Everyone has heard about LDL cholesterol, elevated blood pressure, diabetes mellitus and smoking in terms of heart disease risk. Unfortunately, most have not heard of Lipoprotein(a), also known as Lp(a) or the “sticky” cholesterol. Lp(a) is a low-density lipoprotein (LDL) cholesterol particle with an added tail called apolipoprotein(a) that makes it a unique and potentially dangerous for future heart attack, stroke, and valvular disease. An individual’s Lp(a) level is 80–90% genetically determined in an autosomal codominant inheritance pattern with full expression by 1–2 years of age and adult-like levels achieved by approximately 5 years of age. The Lp(a) level remains stable through an individual’s lifetime regardless of lifestyle.

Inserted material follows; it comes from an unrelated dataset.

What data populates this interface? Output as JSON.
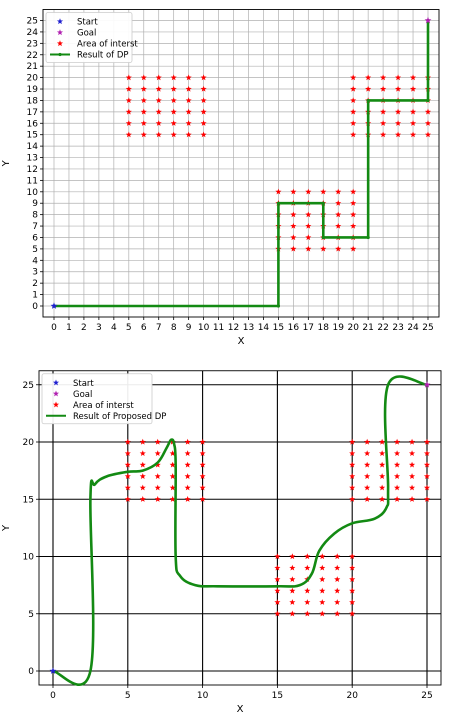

Approximately 1 out of every 4 person inherits the gene for Lp(a) and manifests an elevated level in the blood lifelong. Although most health care practitioners are not yet routinely ordering a simple blood test to assess the presence and level of Lp(a) in their practice, my preventive cardiology clinic is a referral center for those with Lp(a) and I see many patients. This case study of a healthy 34 year old emphasizes the need to widen our testing, and improving our therapy, for Lp(a) elevations.

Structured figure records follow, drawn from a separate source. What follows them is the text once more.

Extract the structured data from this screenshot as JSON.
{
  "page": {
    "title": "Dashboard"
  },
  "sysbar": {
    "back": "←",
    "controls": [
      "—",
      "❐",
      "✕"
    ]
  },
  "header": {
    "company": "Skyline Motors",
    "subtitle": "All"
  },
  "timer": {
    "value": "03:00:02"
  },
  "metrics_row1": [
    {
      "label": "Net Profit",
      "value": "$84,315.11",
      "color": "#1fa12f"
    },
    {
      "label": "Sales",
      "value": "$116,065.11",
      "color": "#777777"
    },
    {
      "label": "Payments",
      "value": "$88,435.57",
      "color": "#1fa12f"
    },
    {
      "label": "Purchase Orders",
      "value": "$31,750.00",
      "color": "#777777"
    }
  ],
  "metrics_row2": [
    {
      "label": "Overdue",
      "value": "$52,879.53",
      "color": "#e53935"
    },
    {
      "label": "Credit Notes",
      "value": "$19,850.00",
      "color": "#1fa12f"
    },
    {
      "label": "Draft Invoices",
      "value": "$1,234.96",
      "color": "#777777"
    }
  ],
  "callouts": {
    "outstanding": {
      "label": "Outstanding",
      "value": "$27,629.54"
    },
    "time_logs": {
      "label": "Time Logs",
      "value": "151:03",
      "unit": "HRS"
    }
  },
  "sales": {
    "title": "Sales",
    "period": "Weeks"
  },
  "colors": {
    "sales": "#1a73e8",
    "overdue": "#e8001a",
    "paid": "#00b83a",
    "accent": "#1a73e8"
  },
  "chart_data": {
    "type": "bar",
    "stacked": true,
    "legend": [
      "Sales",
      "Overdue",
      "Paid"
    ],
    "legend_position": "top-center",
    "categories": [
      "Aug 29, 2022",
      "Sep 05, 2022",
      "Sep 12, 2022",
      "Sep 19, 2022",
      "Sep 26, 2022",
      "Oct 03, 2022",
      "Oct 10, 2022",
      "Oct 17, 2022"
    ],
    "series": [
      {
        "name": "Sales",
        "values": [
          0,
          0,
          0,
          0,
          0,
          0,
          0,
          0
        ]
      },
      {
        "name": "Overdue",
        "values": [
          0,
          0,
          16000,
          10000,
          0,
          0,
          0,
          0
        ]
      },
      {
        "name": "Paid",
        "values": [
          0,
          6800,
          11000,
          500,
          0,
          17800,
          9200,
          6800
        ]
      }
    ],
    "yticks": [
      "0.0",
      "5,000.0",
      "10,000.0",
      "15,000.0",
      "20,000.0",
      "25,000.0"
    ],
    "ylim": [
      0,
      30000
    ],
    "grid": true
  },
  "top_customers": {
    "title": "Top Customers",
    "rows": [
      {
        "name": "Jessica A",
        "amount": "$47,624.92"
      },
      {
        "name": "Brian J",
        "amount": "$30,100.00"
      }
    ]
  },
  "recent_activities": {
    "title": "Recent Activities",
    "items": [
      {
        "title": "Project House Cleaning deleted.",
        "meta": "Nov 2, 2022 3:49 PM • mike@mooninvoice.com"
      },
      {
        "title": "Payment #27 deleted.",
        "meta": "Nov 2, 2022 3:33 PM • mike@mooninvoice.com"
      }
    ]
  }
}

A 34- year old married man with no prior medical history other than use of famotidine for heartburn was playing hockey when he began to experience chest pain. He regularly played hockey without difficulty. When his symptoms persisted he was transported to a local hospital and underwent emergency cardiac catheterization. His left circumflex artery was 100% blocked and his proximal left anterior descending artery was 80% narrowed. Both were resolved with drug eluting stents at that setting. His troponin muscle enzyme was elevated but a follow-up echocardiogram a day later showed preserved heart strength. He was discharged a few days later on medical therapy including high dose atorvastatin.
He denied smoking, issues with blood pressure or blood sugar, or a family history of early heart disease in immediate family members. A maternal grandfather had died at age 37. He used no recreational drugs. His BMI was 25. He exercised at the gym or playing hockey 6 days a week. He had no snoring or apnea.